When you think about a published paper or a conference talk, what do you remember most clearly? For most individuals, visualizations create the first and leave the lasting impression. They distill the essence of experiments, highlight key effects, and communicate results across disciplinary boundaries. Data visualization is often the first, and sometimes only, way an audience interacts with your data.
As a producer of data visualizations, with this power comes responsibility. Because visualizations are persuasive, they can easily mislead, even unintentionally, through design choices that amplify or obscure aspects of the data.
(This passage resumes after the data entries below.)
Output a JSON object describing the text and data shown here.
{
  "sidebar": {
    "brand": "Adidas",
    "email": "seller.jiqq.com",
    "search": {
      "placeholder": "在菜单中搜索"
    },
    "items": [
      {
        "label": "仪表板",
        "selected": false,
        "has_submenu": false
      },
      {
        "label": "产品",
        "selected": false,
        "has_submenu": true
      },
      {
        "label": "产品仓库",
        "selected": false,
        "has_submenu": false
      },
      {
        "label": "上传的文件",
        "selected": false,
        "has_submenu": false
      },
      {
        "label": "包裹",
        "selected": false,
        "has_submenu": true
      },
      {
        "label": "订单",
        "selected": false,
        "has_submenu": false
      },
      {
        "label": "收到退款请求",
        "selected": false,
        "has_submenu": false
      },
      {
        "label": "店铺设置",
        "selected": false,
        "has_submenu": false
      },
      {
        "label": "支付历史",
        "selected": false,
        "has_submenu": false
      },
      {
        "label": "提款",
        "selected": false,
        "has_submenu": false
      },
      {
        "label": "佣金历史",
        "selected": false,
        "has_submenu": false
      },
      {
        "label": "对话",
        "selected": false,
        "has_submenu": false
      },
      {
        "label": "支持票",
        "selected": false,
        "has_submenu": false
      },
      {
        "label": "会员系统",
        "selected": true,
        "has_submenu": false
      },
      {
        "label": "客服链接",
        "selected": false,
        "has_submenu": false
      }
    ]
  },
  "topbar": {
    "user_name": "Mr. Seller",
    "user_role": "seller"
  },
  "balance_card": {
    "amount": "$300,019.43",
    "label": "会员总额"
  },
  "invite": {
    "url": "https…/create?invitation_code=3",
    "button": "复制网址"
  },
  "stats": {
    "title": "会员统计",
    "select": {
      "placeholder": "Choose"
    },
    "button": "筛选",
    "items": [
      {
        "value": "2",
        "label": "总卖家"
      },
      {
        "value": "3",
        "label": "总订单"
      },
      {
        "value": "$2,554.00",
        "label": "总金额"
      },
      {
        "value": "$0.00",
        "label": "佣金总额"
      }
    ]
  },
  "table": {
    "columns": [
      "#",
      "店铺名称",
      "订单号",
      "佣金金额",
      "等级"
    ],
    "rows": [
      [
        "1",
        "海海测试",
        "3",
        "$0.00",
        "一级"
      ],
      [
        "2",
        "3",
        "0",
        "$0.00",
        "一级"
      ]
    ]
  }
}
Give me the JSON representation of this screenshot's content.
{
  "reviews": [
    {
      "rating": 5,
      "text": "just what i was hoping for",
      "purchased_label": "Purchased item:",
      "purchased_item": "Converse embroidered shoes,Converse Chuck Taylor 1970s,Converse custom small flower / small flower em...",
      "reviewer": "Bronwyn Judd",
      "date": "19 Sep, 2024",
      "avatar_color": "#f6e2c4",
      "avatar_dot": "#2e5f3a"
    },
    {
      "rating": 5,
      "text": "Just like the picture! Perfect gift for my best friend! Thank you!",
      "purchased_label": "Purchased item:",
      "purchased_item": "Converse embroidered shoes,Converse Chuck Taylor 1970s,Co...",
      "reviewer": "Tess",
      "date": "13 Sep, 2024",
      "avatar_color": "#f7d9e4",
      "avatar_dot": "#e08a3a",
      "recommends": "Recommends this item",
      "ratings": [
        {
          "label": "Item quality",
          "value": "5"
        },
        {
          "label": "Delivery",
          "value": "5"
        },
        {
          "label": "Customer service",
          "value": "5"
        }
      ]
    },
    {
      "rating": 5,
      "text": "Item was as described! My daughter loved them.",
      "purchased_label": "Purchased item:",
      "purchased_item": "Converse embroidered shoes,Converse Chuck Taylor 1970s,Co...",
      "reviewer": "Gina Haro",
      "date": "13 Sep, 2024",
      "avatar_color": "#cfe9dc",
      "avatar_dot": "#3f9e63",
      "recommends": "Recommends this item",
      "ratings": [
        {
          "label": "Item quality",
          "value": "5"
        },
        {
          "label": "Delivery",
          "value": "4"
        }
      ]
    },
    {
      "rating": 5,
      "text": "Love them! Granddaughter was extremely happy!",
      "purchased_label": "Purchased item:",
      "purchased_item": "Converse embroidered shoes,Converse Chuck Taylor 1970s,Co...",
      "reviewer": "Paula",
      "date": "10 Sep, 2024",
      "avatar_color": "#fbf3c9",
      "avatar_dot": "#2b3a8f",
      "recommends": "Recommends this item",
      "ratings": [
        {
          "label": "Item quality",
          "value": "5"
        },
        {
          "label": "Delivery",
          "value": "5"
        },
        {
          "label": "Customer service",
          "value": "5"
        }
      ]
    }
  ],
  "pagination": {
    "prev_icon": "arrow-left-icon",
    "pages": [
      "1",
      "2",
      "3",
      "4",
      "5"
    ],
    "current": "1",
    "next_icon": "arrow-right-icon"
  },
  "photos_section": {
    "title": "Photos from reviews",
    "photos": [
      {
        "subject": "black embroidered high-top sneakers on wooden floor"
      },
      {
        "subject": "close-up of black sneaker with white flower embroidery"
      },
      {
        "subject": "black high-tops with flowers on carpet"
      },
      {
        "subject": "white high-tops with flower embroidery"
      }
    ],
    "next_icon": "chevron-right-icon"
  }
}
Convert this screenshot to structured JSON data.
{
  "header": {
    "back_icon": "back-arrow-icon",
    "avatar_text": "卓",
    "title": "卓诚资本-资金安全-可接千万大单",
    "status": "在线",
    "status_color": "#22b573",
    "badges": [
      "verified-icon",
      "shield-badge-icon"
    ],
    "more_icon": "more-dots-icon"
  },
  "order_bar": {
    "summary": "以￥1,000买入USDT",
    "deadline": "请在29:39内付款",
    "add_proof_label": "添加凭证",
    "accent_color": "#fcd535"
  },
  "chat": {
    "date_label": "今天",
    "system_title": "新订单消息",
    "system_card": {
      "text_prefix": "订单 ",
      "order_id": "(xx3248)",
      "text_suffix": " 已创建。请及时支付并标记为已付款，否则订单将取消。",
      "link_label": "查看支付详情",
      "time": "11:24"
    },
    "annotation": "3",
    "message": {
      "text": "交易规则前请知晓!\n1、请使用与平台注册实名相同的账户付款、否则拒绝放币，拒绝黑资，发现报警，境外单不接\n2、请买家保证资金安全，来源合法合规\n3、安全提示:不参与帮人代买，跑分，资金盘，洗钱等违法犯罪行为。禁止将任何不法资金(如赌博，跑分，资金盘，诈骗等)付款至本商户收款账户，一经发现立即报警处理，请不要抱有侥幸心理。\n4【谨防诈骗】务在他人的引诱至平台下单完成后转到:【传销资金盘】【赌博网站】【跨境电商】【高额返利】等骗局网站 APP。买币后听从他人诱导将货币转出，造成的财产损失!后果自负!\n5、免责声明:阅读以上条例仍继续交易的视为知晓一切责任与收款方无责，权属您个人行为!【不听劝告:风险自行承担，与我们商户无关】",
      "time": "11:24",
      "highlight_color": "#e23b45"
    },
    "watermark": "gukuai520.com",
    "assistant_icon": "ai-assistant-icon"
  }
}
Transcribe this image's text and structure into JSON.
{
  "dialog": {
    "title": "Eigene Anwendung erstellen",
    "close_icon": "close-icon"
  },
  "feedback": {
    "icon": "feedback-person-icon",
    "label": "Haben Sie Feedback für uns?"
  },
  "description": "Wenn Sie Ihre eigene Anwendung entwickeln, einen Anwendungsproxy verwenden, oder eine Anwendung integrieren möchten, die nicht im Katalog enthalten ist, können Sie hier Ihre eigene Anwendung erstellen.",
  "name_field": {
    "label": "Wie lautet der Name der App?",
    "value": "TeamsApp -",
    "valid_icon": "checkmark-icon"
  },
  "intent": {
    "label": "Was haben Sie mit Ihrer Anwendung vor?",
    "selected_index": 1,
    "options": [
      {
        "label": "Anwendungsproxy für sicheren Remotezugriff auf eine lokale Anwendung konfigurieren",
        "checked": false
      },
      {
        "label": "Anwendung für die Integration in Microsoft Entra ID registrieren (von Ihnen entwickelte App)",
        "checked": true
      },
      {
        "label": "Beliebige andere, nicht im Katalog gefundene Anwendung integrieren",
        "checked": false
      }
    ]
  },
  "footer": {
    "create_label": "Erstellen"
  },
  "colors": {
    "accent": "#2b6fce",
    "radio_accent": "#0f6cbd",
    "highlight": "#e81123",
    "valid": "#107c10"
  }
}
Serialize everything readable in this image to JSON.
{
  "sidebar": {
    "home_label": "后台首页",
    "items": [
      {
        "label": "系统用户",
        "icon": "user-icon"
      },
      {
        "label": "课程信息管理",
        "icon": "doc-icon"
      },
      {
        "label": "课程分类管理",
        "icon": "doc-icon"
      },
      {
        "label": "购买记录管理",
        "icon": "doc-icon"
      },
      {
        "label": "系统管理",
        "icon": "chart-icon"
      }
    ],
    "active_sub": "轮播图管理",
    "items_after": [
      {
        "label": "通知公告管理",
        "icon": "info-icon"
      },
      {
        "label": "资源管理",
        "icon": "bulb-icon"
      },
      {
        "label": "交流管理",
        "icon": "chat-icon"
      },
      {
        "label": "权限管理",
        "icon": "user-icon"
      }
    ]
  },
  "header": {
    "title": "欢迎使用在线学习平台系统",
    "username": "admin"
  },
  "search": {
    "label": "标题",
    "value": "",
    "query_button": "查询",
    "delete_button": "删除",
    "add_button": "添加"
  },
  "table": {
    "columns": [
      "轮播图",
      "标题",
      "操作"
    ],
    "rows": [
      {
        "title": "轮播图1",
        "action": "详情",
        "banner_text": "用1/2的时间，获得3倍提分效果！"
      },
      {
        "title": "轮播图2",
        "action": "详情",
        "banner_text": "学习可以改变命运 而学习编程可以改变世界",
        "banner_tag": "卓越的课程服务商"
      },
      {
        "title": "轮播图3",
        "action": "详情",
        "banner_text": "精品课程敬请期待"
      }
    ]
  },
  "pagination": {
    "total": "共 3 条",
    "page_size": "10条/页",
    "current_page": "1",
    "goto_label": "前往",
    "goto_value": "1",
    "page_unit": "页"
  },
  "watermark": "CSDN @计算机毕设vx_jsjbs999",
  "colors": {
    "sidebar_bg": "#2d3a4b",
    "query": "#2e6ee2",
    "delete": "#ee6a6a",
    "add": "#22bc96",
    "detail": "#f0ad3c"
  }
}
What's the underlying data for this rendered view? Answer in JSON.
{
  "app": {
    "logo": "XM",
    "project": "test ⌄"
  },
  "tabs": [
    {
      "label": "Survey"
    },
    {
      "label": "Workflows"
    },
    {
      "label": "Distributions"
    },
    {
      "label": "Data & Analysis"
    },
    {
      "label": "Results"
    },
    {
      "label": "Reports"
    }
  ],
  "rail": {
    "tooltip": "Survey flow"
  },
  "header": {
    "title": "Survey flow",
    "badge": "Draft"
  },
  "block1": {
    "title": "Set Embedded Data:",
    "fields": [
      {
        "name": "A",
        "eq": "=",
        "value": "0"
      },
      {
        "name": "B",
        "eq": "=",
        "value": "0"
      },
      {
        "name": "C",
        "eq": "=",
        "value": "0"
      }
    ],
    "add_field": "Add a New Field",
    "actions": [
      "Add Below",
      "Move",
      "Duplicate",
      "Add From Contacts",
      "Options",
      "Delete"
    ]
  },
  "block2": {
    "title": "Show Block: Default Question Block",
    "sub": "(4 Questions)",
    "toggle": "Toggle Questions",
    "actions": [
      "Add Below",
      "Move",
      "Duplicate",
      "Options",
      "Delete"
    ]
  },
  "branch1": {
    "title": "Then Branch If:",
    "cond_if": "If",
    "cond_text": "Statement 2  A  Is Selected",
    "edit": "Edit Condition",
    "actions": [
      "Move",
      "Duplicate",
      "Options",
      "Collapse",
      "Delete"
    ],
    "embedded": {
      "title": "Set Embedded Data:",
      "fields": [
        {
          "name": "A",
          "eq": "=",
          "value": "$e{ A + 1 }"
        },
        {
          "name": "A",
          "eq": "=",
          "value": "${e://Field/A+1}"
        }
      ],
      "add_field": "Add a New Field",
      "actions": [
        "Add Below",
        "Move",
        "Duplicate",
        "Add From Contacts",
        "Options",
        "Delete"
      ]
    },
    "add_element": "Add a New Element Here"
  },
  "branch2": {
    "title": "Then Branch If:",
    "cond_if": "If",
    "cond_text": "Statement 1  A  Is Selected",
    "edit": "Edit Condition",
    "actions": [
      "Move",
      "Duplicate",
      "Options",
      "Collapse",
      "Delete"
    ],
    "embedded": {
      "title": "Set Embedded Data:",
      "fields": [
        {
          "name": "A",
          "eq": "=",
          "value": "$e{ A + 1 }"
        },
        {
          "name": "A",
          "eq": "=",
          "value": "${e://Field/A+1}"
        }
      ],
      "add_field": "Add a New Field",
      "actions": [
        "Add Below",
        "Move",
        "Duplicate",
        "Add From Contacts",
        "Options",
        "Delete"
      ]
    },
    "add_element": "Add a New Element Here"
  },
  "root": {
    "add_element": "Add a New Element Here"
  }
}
Poor visualization leads to ambiguity and misinterpretation, undermining both the rigor of your work and the trust of your audience.
At its most basic, a data visualization should answer three questions for the reader:
- What does this data show?
- How does it support the claim being made?
- Can I trust what I'm seeing?
Visualizations that meet these goals are clear, transparent, and reproducible. They help audiences understand your findings accurately without requiring deep familiarity with the dataset or methods.
Consider a simple example: two plots showing the same experiment on neural firing rates in control versus drug-treated groups (note: we’ll return to this pair of figures in the activity for greater comparison).
Goal:
Develop a critical understanding of how to design and evaluate visualizations that communicate data accurately, transparently, and accessibly.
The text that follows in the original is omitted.